Review


Rémi Bouchard
Prairie Desert:
Trombone and piano

Crapaud, PE, , Canada
Publisher: Pine Grove Music
Date of Publication: 2003
URL: http://www.pinegrovemusic.com

Score and solo part

Primary Genre: Solo Tenor Trombone - with piano

Rémi Bouchard was born in Laurier, Manitoba in 1936, and for many years he has lived in Neepawa, Manitoba, where he teaches piano. He is well-known across Canada both as a composer and as an adjudicator. Of his more than 500 compositions to date, most are for piano. Prairie Desert, written in 1980, is dedicated to Robert Fraser, bass trombonist of the Victoria Symphony in British Columbia. The title references the semi-arid Spirit Sands in Spruce Woods Provincial Park, Carberry, Manitoba, near the composer’s home. Movement of the sand may produce song-like tones; and for the Anishinabe People, the area, which is of great natural beauty, is also of great spiritual significance.

 

The piece is written throughout in 4/4 meter and in B-flat major.
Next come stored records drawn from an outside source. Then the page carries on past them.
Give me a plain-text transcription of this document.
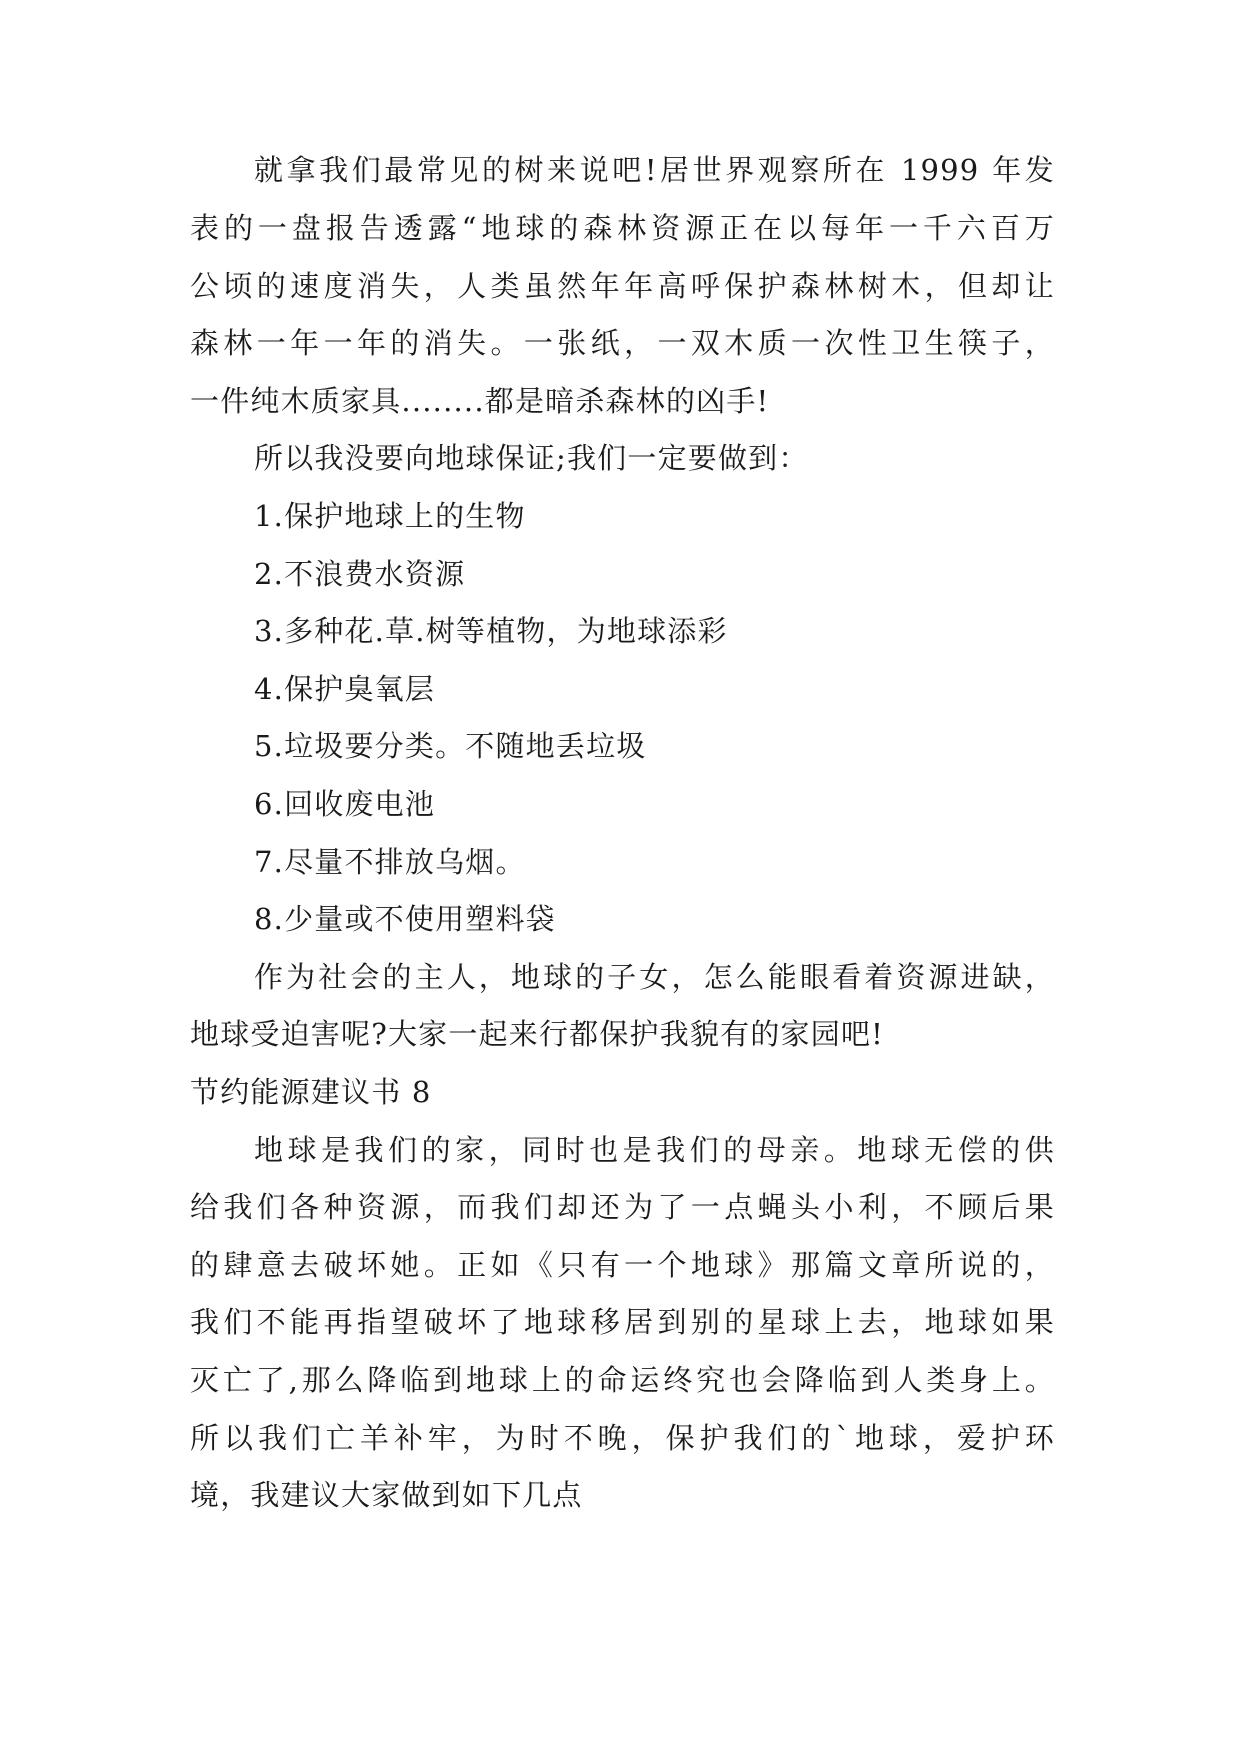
就拿我们最常见的树来说吧!居世界观察所在 1999 年发
表的一盘报告透露“地球的森林资源正在以每年一千六百万
公顷的速度消失，人类虽然年年高呼保护森林树木，但却让
森林一年一年的消失。一张纸，一双木质一次性卫生筷子，
一件纯木质家具........都是暗杀森林的凶手!
所以我没要向地球保证;我们一定要做到：
1.保护地球上的生物
2.不浪费水资源
3.多种花.草.树等植物，为地球添彩
4.保护臭氧层
5.垃圾要分类。不随地丢垃圾
6.回收废电池
7.尽量不排放乌烟。
8.少量或不使用塑料袋
作为社会的主人，地球的子女，怎么能眼看着资源进缺，
地球受迫害呢?大家一起来行都保护我貌有的家园吧!
节约能源建议书 8
地球是我们的家，同时也是我们的母亲。地球无偿的供
给我们各种资源，而我们却还为了一点蝇头小利，不顾后果
的肆意去破坏她。正如《只有一个地球》那篇文章所说的，
我们不能再指望破坏了地球移居到别的星球上去，地球如果
灭亡了,那么降临到地球上的命运终究也会降临到人类身上。
所以我们亡羊补牢，为时不晚，保护我们的`地球，爱护环
境，我建议大家做到如下几点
Tonally, it is ambiguous, employing many sequential 7th chords in the piano part and ending on a B-flat7 chord. Subtle cross rhythms are developed in the piano part with subdivision of the beat into three, five and six and back again to three, evoking the ever-shifting sands.

 

The melodic style is appealing, and the trombone part presents no significant difficulties. Range is F-a-flat1; the shortest note values are eighths. This is an unusual and interesting piece at a level of approximately Grade 4, and I think recital audiences will find it to be an especially enjoyable selection.